Most attendants were heavily intoxicated at this point in the evening, some standing in
small groups and chatting loudly, others laughing heartily while watching the brave amateur
performers who dared climb up to the platform and sing from the top of their lungs. There was
no music or lyrics to accommodate their act. It was raw karaoke, a stage, a microphone and
that’s all!
Since I’m not a big drinker I was fairly focused and stable compared to the rest. I kept to myself,
silently standing by the wall while firmly holding a half full beer bottle. It was the only tool to
fend away those who walked around the hall with fresh bottles – the only way to combat the
Japanese custom of drowning guests with alcohol.
“Gadi,” I heard Chida sensei’s voice and saw him waving at me. He was standing a few feet
away from the stage with the Gifu head instructor and a few other respectable looking men.
“Gadi!” he called again, smiling mysteriously, his face bright and red. I detached myself from
the wall and walked toward him.
“Yes, Sensei?”
“We would like you to sing for us,” he declared and I stopped dead in my tracks.
“I don’t think so.”
“Come on, everyone here is dying to learn something about your culture.”
“You can ask anything you want.”
“What we want is to hear you sing.”
“Yes, please sing,” intervened the Gifu head instructor.
“But I’m not much of a singer.”
“We don’t care.”
“Sing,” prodded another member of the gang.
“Sing,” interjected another and then everyone chanted together:
“Sing! Sing! Sing!”
“No way.”
Chida sensei exhaled loudly and came to my side.

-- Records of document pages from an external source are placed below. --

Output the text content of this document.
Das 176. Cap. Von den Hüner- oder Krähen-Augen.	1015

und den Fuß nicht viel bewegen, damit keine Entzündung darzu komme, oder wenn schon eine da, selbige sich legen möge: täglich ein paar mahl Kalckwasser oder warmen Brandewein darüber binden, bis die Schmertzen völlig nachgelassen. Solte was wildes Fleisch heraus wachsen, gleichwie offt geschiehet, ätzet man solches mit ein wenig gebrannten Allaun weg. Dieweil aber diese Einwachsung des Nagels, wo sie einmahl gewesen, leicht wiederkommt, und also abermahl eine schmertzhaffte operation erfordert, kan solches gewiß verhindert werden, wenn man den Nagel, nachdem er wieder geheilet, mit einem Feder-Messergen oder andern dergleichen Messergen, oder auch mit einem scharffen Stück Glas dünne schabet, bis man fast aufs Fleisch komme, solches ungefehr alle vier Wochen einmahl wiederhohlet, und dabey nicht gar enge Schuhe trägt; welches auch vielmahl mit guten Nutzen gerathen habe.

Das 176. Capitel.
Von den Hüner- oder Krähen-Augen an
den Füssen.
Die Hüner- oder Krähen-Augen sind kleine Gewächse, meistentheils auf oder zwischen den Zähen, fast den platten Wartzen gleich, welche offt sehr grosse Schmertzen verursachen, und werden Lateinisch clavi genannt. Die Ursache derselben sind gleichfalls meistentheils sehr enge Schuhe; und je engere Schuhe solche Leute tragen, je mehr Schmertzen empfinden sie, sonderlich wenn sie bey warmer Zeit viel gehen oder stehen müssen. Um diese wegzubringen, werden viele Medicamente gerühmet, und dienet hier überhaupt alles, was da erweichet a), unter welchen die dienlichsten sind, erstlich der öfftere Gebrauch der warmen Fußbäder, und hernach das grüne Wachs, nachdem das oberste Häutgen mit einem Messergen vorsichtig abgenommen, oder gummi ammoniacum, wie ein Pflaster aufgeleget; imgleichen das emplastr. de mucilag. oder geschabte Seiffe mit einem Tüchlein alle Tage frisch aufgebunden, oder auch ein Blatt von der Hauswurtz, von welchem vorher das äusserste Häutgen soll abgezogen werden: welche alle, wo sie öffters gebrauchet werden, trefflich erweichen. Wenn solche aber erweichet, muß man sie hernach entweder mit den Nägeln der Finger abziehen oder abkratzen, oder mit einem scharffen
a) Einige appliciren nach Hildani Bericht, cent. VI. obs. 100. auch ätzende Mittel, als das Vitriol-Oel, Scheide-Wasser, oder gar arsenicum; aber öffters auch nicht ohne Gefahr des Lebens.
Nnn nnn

“Be polite,” he whispered with a serious expression. “Don’t insult their hospitality. Be respectable
– they’re really interested to know about you and your culture.”
“If you put it that way.”
“Come on, don’t look so miserable, you’ll be OK. Just go up and sing a little. They’re looking at
us. Come on, hurry, don’t embarrass me.”
He kept pressing the point of honour until I felt I had no other choice but to comply. The
group cheered as I climbed up on the stage. I moved slowly, like a condemned prisoner walking
towards his execution.
“Sing! Sing! Sing!”
I got to the top and looked down at the hall that suddenly went dead quiet, all eyes pinned on
me. I felt the blood draining from my face and I stood glaring back at them, my mind empty of
words, songs and music.
“Sing! Sing! Sing!”
The stressful situation kept my mind blank for a while longer and then, out of the darkness of
my subconscious, an old familiar Hebrew tune emerged. A song that I hated with all my heart,
that I refuse to sing, that I would never sing – oh what the hell…
To the cheers of the crowd I opened my mouth and began to sing.
“Hava Nagila Hava,” I whispered into the microphone, gaining courage with the first few words
and slowly increasing the volume. Chida sensei nodded his approval and I relaxed further,
forgetting the embarrassment and getting into the music, my voice bouncing from the walls.
Then I heard the laughter and looked down at Chida sensei who stood in the middle of the
group. His finger was pointing at me, a bemused expression on his face.
“Wakaranai, (I don’t understand),” he kept repeating as I sang, and each time he did, the whole
gang would burst out laughing. My face turned burning red, my voice fluttered but I kept
singing until the bitter end.
When the song was over I climbed down, hurried to one of the tables, picked up a beer bottle
and swallowed its contents with one long gulp. Chida sensei came over to me.
“Good show,” he said and tapped me on the shoulder. “What was the name of that song?”
“Hava Nagila,” I growled but he didn’t seem to notice my distress.
“Haba Nagiba?” he tried to repeat and together with his gang burst out laughing again.